Лошади понатужились, стронули успевшие пристыть сани, защебетали полозья, поплыли мимо черные безглазые дома. Луна побежала вместе с ними в одну сторону, провожать Колчака на расстрел. И какая красивая. И материки видны. Что-то вроде Азии и Африки. Колчак прослеживал по контуру ночного светила свой путь из Питера во Владивосток. И вспоминались остановки, даже вполне неприличный случай — и поспешил оставить свой южный путь, обратился к северному. Опять всматривался до того, что уже различал Енисей и даже, вон, крошечный Якутск.
Ах, все-таки самое трудное и самое счастливое время было там! На Севере. В поиске… Смотрел на луну так долго и пристально, что в расстрельной команде уже толкали друг дружку, указывая на “полоумного адмирала”. От неудобного положения, наконец, занемела шея. Потянулся рукой, размять, но проплывающая мимо мрачная громада зданий опять развлекла. Крепость? Разве в Иркутске есть крепость? Мрачные стены поворачивались, отвалились, отстали. И опять адмирал смотрел на огромную луну.
И все-таки трясло. Он относил это за счет озноба. Мороз. И рот сводило судорогой, откроешь, опять стиснешь зубы. Вот уж чего не ожидал! Расстрела от своих! Кажется, до глубокой старости оградил себя наградами от грубого слова и бедности — а поди ж ты. Пуля в лоб.
Он помнил, какими глазами провожали его по улицам Петербурга, Гельсингфорса, Либавы.

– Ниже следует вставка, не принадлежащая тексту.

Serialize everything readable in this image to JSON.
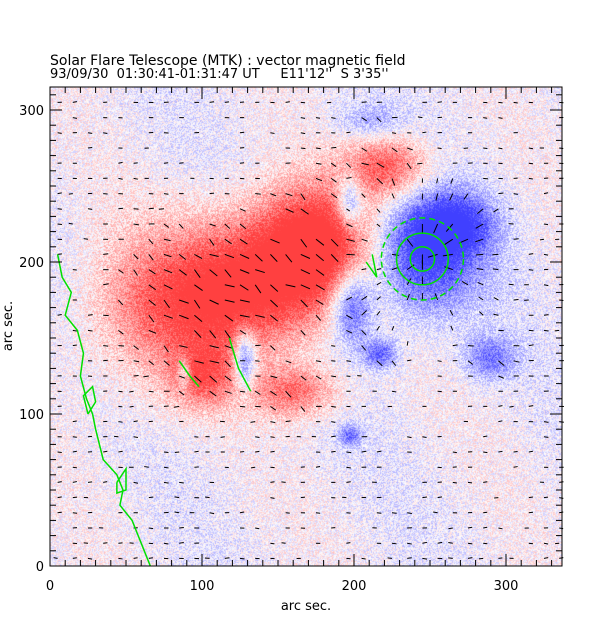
{
  "chart_data": {
    "type": "heatmap",
    "title": "Solar Flare Telescope (MTK) : vector magnetic field",
    "subtitle": "93/09/30  01:30:41-01:31:47 UT     E11'12''  S 3'35''",
    "xlabel": "arc sec.",
    "ylabel": "arc sec.",
    "xlim": [
      0,
      337
    ],
    "ylim": [
      0,
      315
    ],
    "xticks": [
      "0",
      "100",
      "200",
      "300"
    ],
    "yticks": [
      "0",
      "100",
      "200",
      "300"
    ],
    "colors": {
      "positive": "#ff0000",
      "negative": "#0000ff",
      "contour": "#00e000",
      "arrow": "#000000"
    },
    "positive_regions": [
      {
        "x": 140,
        "y": 195,
        "sx": 45,
        "sy": 30,
        "amp": 0.9
      },
      {
        "x": 175,
        "y": 215,
        "sx": 25,
        "sy": 25,
        "amp": 0.9
      },
      {
        "x": 222,
        "y": 262,
        "sx": 20,
        "sy": 15,
        "amp": 0.85
      },
      {
        "x": 100,
        "y": 125,
        "sx": 15,
        "sy": 15,
        "amp": 0.7
      },
      {
        "x": 160,
        "y": 115,
        "sx": 20,
        "sy": 12,
        "amp": 0.7
      },
      {
        "x": 110,
        "y": 170,
        "sx": 40,
        "sy": 25,
        "amp": 0.6
      },
      {
        "x": 60,
        "y": 160,
        "sx": 30,
        "sy": 40,
        "amp": 0.3
      }
    ],
    "negative_regions": [
      {
        "x": 245,
        "y": 205,
        "sx": 25,
        "sy": 28,
        "amp": 1.0
      },
      {
        "x": 268,
        "y": 225,
        "sx": 18,
        "sy": 14,
        "amp": 0.7
      },
      {
        "x": 197,
        "y": 240,
        "sx": 6,
        "sy": 12,
        "amp": 0.8
      },
      {
        "x": 198,
        "y": 172,
        "sx": 10,
        "sy": 18,
        "amp": 0.9
      },
      {
        "x": 128,
        "y": 137,
        "sx": 5,
        "sy": 14,
        "amp": 0.9
      },
      {
        "x": 88,
        "y": 128,
        "sx": 3,
        "sy": 8,
        "amp": 0.6
      },
      {
        "x": 217,
        "y": 140,
        "sx": 8,
        "sy": 7,
        "amp": 0.7
      },
      {
        "x": 289,
        "y": 137,
        "sx": 12,
        "sy": 10,
        "amp": 0.6
      },
      {
        "x": 197,
        "y": 86,
        "sx": 5,
        "sy": 5,
        "amp": 0.6
      },
      {
        "x": 210,
        "y": 293,
        "sx": 15,
        "sy": 8,
        "amp": 0.35
      }
    ],
    "contours": [
      {
        "points": [
          [
            5,
            205
          ],
          [
            8,
            190
          ],
          [
            14,
            180
          ],
          [
            10,
            165
          ],
          [
            18,
            155
          ],
          [
            22,
            140
          ],
          [
            20,
            125
          ],
          [
            24,
            110
          ],
          [
            28,
            100
          ],
          [
            30,
            90
          ],
          [
            35,
            70
          ],
          [
            44,
            60
          ],
          [
            48,
            50
          ],
          [
            46,
            40
          ],
          [
            54,
            30
          ],
          [
            58,
            20
          ],
          [
            62,
            10
          ],
          [
            66,
            0
          ]
        ]
      },
      {
        "points": [
          [
            25,
            100
          ],
          [
            30,
            108
          ],
          [
            28,
            118
          ],
          [
            22,
            112
          ],
          [
            25,
            100
          ]
        ]
      },
      {
        "points": [
          [
            44,
            55
          ],
          [
            50,
            64
          ],
          [
            50,
            50
          ],
          [
            44,
            48
          ],
          [
            44,
            55
          ]
        ]
      },
      {
        "circle": [
          245,
          202,
          8
        ]
      },
      {
        "circle": [
          245,
          202,
          17
        ]
      },
      {
        "circle": [
          245,
          202,
          27
        ]
      },
      {
        "points": [
          [
            85,
            135
          ],
          [
            92,
            125
          ],
          [
            98,
            118
          ]
        ]
      },
      {
        "points": [
          [
            118,
            150
          ],
          [
            124,
            130
          ],
          [
            132,
            115
          ]
        ]
      },
      {
        "points": [
          [
            212,
            205
          ],
          [
            215,
            190
          ],
          [
            208,
            200
          ]
        ]
      }
    ],
    "vector_grid_spacing": 10,
    "vector_center": [
      245,
      202
    ]
  }
}
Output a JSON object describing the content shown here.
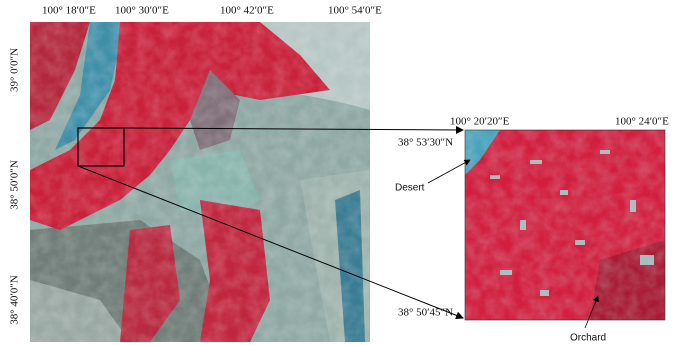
{
  "main_map": {
    "longitude_labels": [
      "100° 18′0″E",
      "100° 30′0″E",
      "100° 42′0″E",
      "100° 54′0″E"
    ],
    "latitude_labels": [
      "39° 0′0″N",
      "38° 50′0″N",
      "38° 40′0″N"
    ]
  },
  "inset_map": {
    "longitude_labels": [
      "100° 20′20″E",
      "100° 24′0″E"
    ],
    "latitude_labels": [
      "38° 53′30″N",
      "38° 50′45″N"
    ],
    "annotations": [
      "Desert",
      "Orchard"
    ]
  }
}
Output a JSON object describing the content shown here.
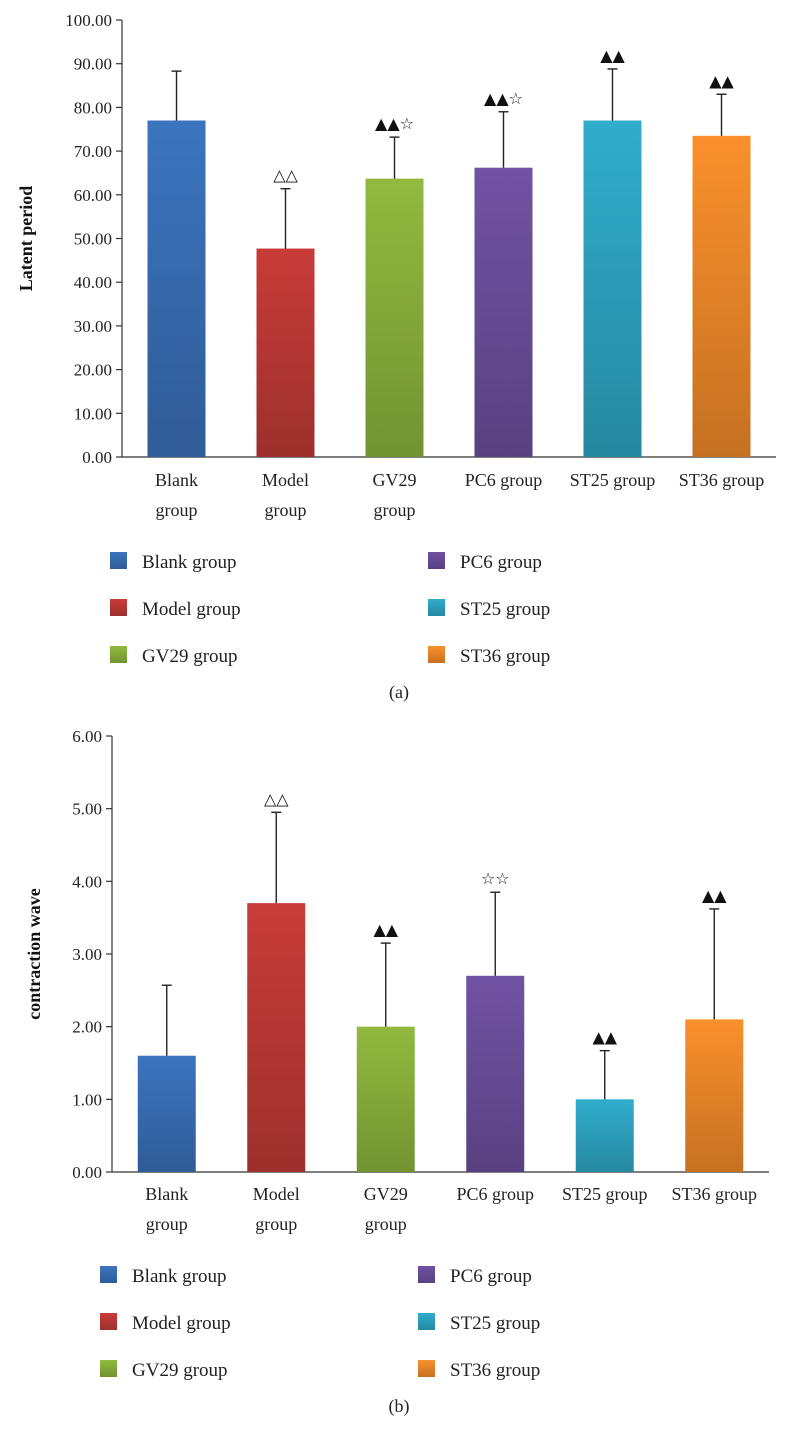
{
  "chart_data": [
    {
      "type": "bar",
      "panel_label": "(a)",
      "ylabel": "Latent period",
      "ylim": [
        0,
        100
      ],
      "yticks": [
        "0.00",
        "10.00",
        "20.00",
        "30.00",
        "40.00",
        "50.00",
        "60.00",
        "70.00",
        "80.00",
        "90.00",
        "100.00"
      ],
      "categories": [
        {
          "name": "Blank group",
          "lines": [
            "Blank",
            "group"
          ]
        },
        {
          "name": "Model group",
          "lines": [
            "Model",
            "group"
          ]
        },
        {
          "name": "GV29 group",
          "lines": [
            "GV29",
            "group"
          ]
        },
        {
          "name": "PC6 group",
          "lines": [
            "PC6 group"
          ]
        },
        {
          "name": "ST25 group",
          "lines": [
            "ST25 group"
          ]
        },
        {
          "name": "ST36 group",
          "lines": [
            "ST36 group"
          ]
        }
      ],
      "values": [
        77,
        47.7,
        63.7,
        66.2,
        77,
        73.5
      ],
      "errors": [
        11.3,
        13.7,
        9.5,
        12.8,
        11.8,
        9.5
      ],
      "significance": [
        "",
        "△△",
        "▲▲☆",
        "▲▲☆",
        "▲▲",
        "▲▲"
      ],
      "colors": [
        "#3a70b8",
        "#c03a36",
        "#8bb33d",
        "#6d4f9d",
        "#2ea6c4",
        "#f08a2a"
      ],
      "legend": [
        "Blank group",
        "PC6 group",
        "Model group",
        "ST25 group",
        "GV29 group",
        "ST36 group"
      ]
    },
    {
      "type": "bar",
      "panel_label": "(b)",
      "ylabel": "contraction wave",
      "ylim": [
        0,
        6
      ],
      "yticks": [
        "0.00",
        "1.00",
        "2.00",
        "3.00",
        "4.00",
        "5.00",
        "6.00"
      ],
      "categories": [
        {
          "name": "Blank group",
          "lines": [
            "Blank",
            "group"
          ]
        },
        {
          "name": "Model group",
          "lines": [
            "Model",
            "group"
          ]
        },
        {
          "name": "GV29 group",
          "lines": [
            "GV29",
            "group"
          ]
        },
        {
          "name": "PC6 group",
          "lines": [
            "PC6 group"
          ]
        },
        {
          "name": "ST25 group",
          "lines": [
            "ST25 group"
          ]
        },
        {
          "name": "ST36 group",
          "lines": [
            "ST36 group"
          ]
        }
      ],
      "values": [
        1.6,
        3.7,
        2.0,
        2.7,
        1.0,
        2.1
      ],
      "errors": [
        0.97,
        1.25,
        1.15,
        1.15,
        0.67,
        1.52
      ],
      "significance": [
        "",
        "△△",
        "▲▲",
        "☆☆",
        "▲▲",
        "▲▲"
      ],
      "colors": [
        "#3a70b8",
        "#c03a36",
        "#8bb33d",
        "#6d4f9d",
        "#2ea6c4",
        "#f08a2a"
      ],
      "legend": [
        "Blank group",
        "PC6 group",
        "Model group",
        "ST25 group",
        "GV29 group",
        "ST36 group"
      ]
    }
  ]
}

Восторг! Поклонение! Чьими именами называли в двадцатом веке острова? И теперь… какими колючими, пустыми глазами смотрят убийцы. И ведь каждого чем-то обидел! Не может же быть в городе столько садистов. Не пошли бы так просто, самодуром. А коль обидел, будь добр смыть грех красненьким.
Лошадь свернула с твердого на целик и увязла.
— Станция Березай, кому надо — вылезай! — прокричал Бурсак и захохотал.
Дружинники прыгали с саней, проваливались в рыхлый сугроб.
— Надо было там свернуть, — ворчал Чудновский. Видно было, что он соревнует Бурсаку в праве быть главным на расстреле.
— Что там? — крикнули с задних саней.
— Приехали!
И сердце Колчака упало, и занялось дыхание. Все. Надо подниматься, но нет сил. Конечно, ослаб. Износился. Опираясь рукой в грядку, встал, и задрожали колени. “Что это?” — мысленно прикрикнул на себя и побрел через сугроб, обгоняя революционеров. Прихватывал пригоршни снега, с капустным скрипом вымыл руки и лицо. Щеки обожгло, пальцы мгновенно окоченели. Колчак мял их, как учила Анна Васильевна, и этим отвлекался от предстоящего. И озирался вокруг, будто хотел запомнить это сияющее искрящееся снегом и лунным светом праздничное поле. Да. Какая-то церковь и крепостная стена. Монастырь?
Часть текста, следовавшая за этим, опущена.